| Image : unsplash |
Google sedang mengembangkan fitur "mode perbaikan" untuk Android yang akan memungkinkan pengguna untuk mengirim perangkat mereka untuk diperbaiki tanpa khawatir data pribadi mereka akan diakses oleh teknisi yang tidak berwenang.
Dalam mode perbaikan, data pribadi pengguna akan disembunyikan dari teknisi, sementara fungsi inti ponsel akan tetap dapat diakses untuk tujuan diagnostik.
Untuk masuk ke mode perbaikan, pengguna akan diminta untuk memasukkan kredensial layar kunci mereka. Ini memastikan bahwa hanya pengguna yang sah yang dapat mengakses data pribadi mereka.
Mode perbaikan akan menggunakan mekanisme Pembaruan Sistem Dinamis untuk menciptakan lingkungan yang aman untuk melindungi privasi pengguna. Mekanisme ini memungkinkan ponsel cerdas Android untuk melakukan booting ke Generic System Image (GSI). Namun, alih-alih melakukan booting ke GSI, mode perbaikan menggunakan image sistem asli yang digabungkan dengan image data pengguna baru, yang menyimulasikan instance OS yang baru.
Saat pengguna keluar dari mode perbaikan, instance ini akan dihapus, dan perangkat akan melakukan booting kembali ke image data pengguna sebelumnya.

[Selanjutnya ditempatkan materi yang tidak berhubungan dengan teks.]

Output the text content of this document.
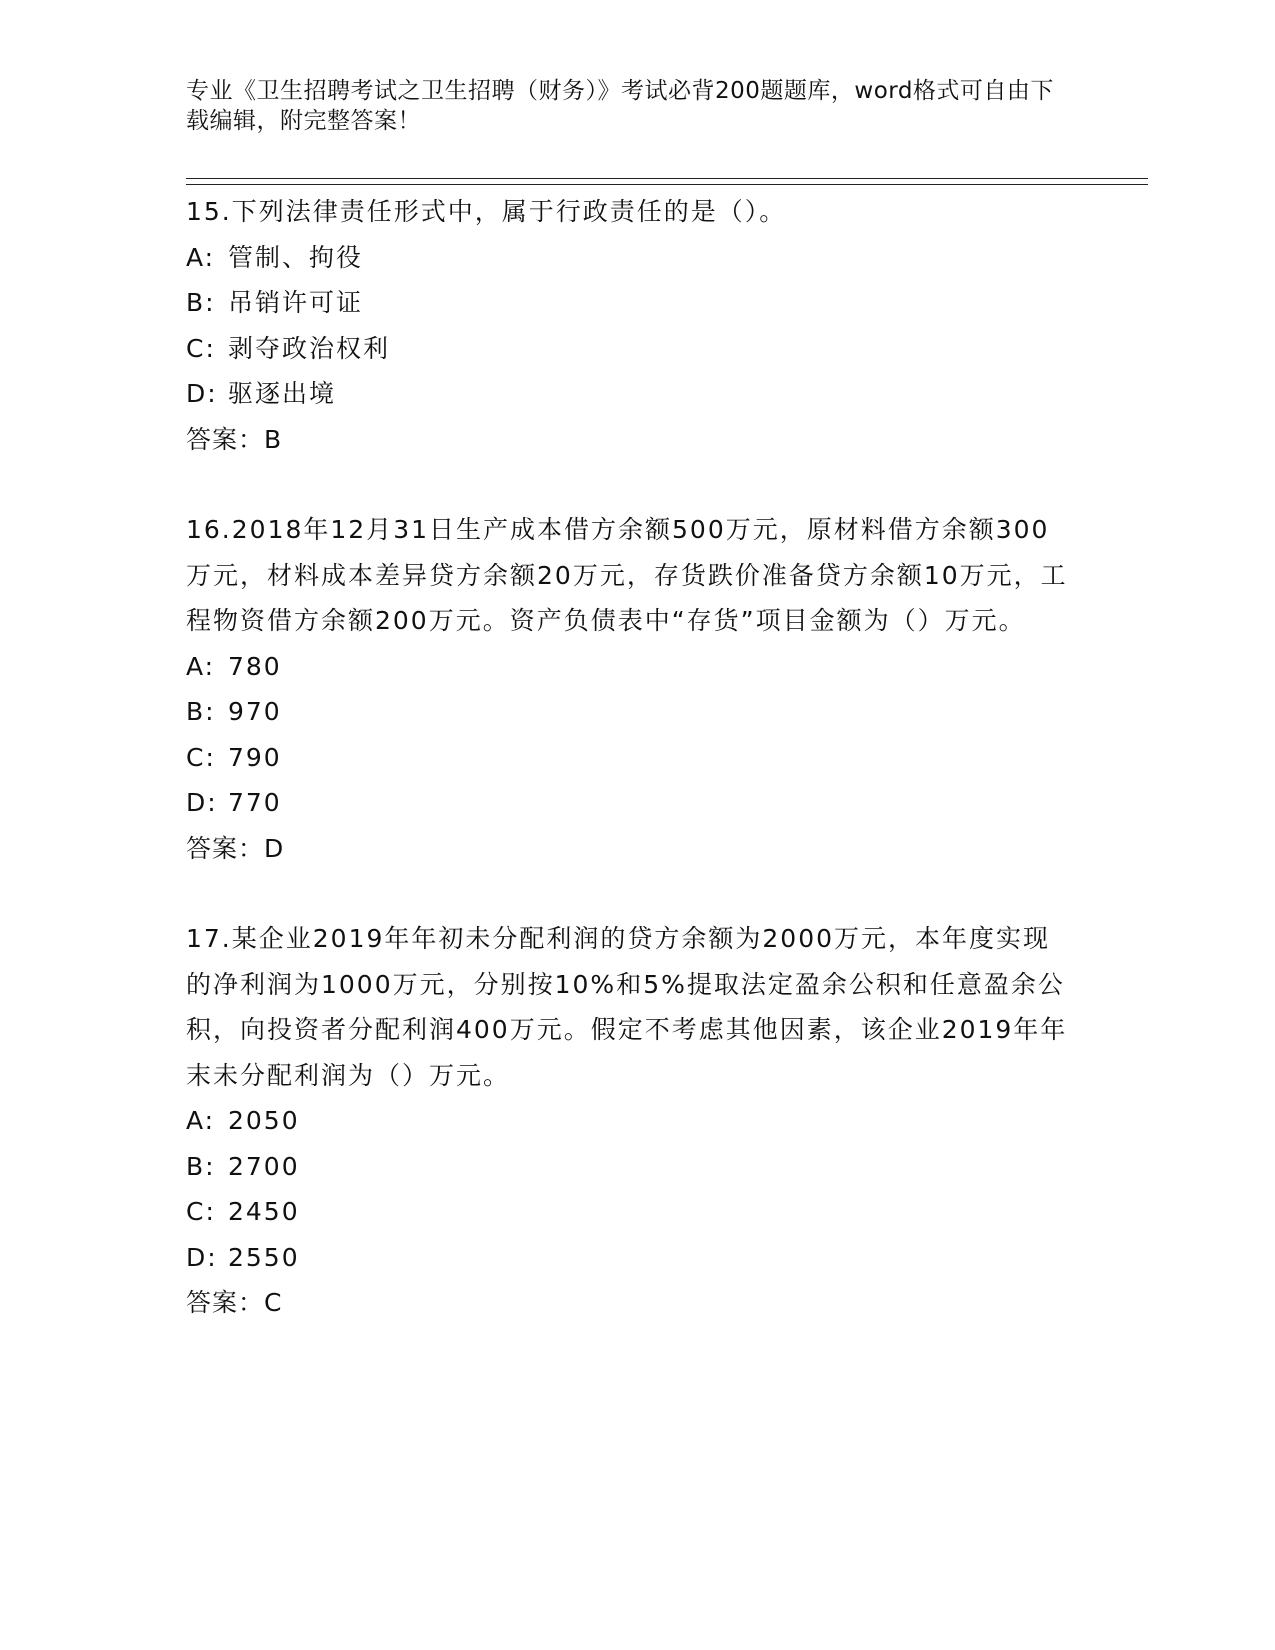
专业《卫生招聘考试之卫生招聘（财务）》考试必背200题题库，word格式可自由下载编辑，附完整答案！

15.下列法律责任形式中，属于行政责任的是（）。

A: 管制、拘役
B: 吊销许可证
C: 剥夺政治权利
D: 驱逐出境
答案：B

16.2018年12月31日生产成本借方余额500万元，原材料借方余额300万元，材料成本差异贷方余额20万元，存货跌价准备贷方余额10万元，工程物资借方余额200万元。资产负债表中“存货”项目金额为（）万元。

A: 780
B: 970
C: 790
D: 770
答案：D

17.某企业2019年年初未分配利润的贷方余额为2000万元，本年度实现的净利润为1000万元，分别按10%和5%提取法定盈余公积和任意盈余公积，向投资者分配利润400万元。假定不考虑其他因素，该企业2019年年末未分配利润为（）万元。

A: 2050
B: 2700
C: 2450
D: 2550
答案：C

Mode perbaikan akan tersedia di semua perangkat Android yang menjalankan versi 13 atau lebih tinggi.
Manfaat Mode Perbaikan
Mode perbaikan menawarkan beberapa manfaat bagi pengguna, termasuk:
- Privasi yang lebih baik:Data pribadi pengguna akan disembunyikan dari teknisi, sehingga mengurangi risiko penyalahgunaan.

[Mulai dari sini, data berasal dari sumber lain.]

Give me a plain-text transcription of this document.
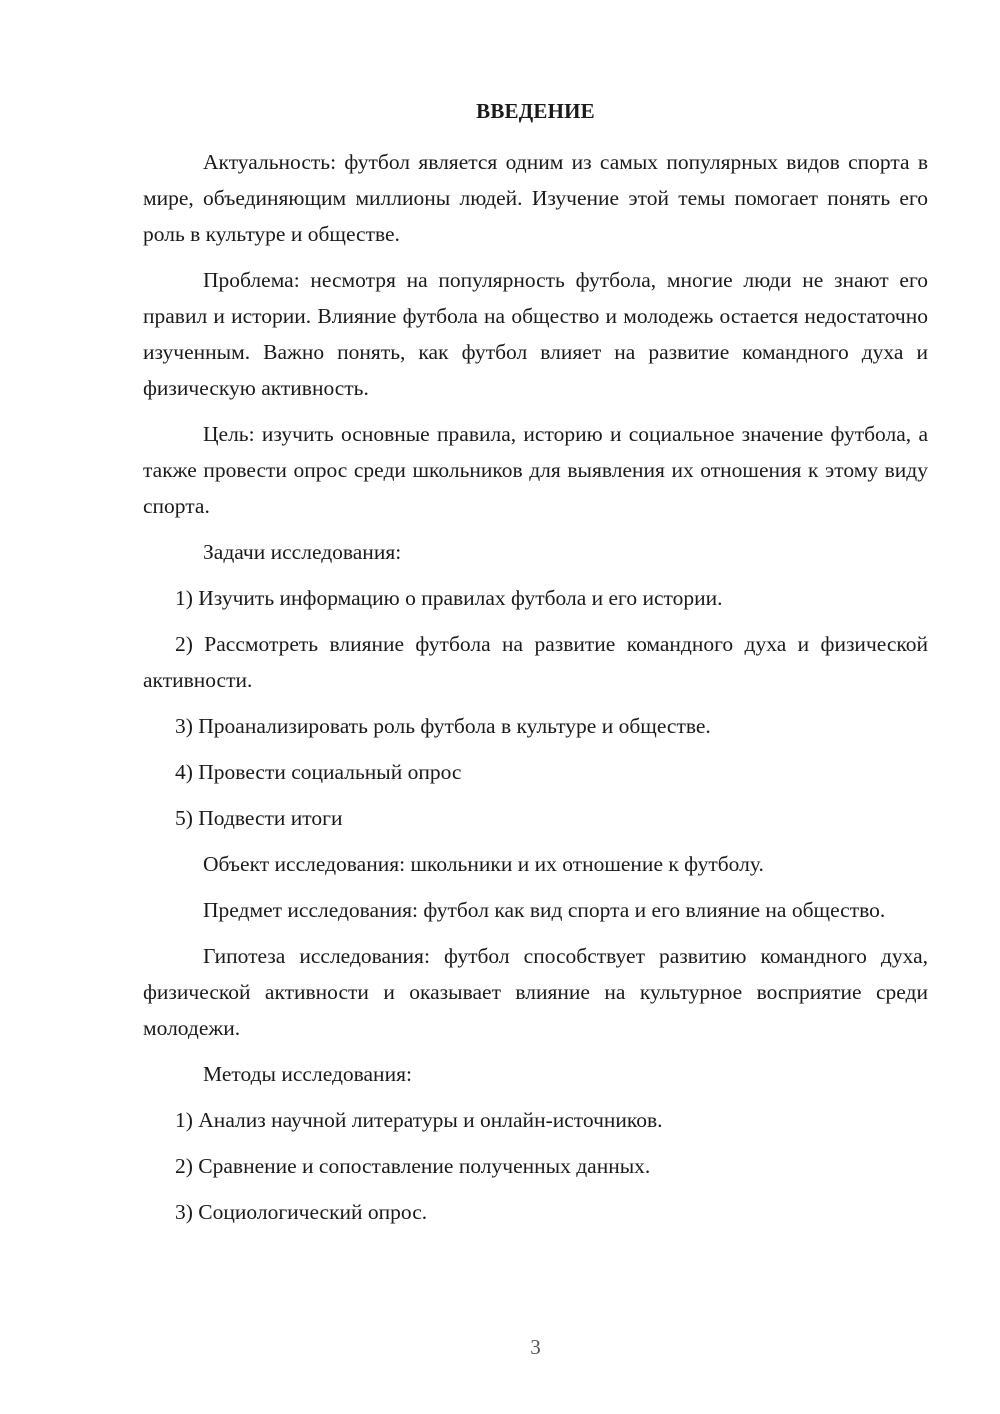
ВВЕДЕНИЕ

Актуальность: футбол является одним из самых популярных видов спорта в мире, объединяющим миллионы людей. Изучение этой темы помогает понять его роль в культуре и обществе.

Проблема: несмотря на популярность футбола, многие люди не знают его правил и истории. Влияние футбола на общество и молодежь остается недостаточно изученным. Важно понять, как футбол влияет на развитие командного духа и физическую активность.

Цель: изучить основные правила, историю и социальное значение футбола, а также провести опрос среди школьников для выявления их отношения к этому виду спорта.

Задачи исследования:

1) Изучить информацию о правилах футбола и его истории.

2) Рассмотреть влияние футбола на развитие командного духа и физической активности.

3) Проанализировать роль футбола в культуре и обществе.

4) Провести социальный опрос

5) Подвести итоги

Объект исследования: школьники и их отношение к футболу.

Предмет исследования: футбол как вид спорта и его влияние на общество.

Гипотеза исследования: футбол способствует развитию командного духа, физической активности и оказывает влияние на культурное восприятие среди молодежи.

Методы исследования:

1) Анализ научной литературы и онлайн-источников.

2) Сравнение и сопоставление полученных данных.

3) Социологический опрос.

3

- Kemudahan: Pengguna tidak perlu menghapus data mereka sebelum mengirim perangkat mereka untuk diperbaiki.
- Efisiensi: Teknisi dapat dengan cepat dan mudah mendiagnosis masalah perangkat tanpa perlu mengakses data pribadi pengguna.
Mode perbaikan adalah fitur baru yang bermanfaat yang akan membantu melindungi privasi pengguna dan membuat proses perbaikan perangkat Android lebih mudah dan efisien.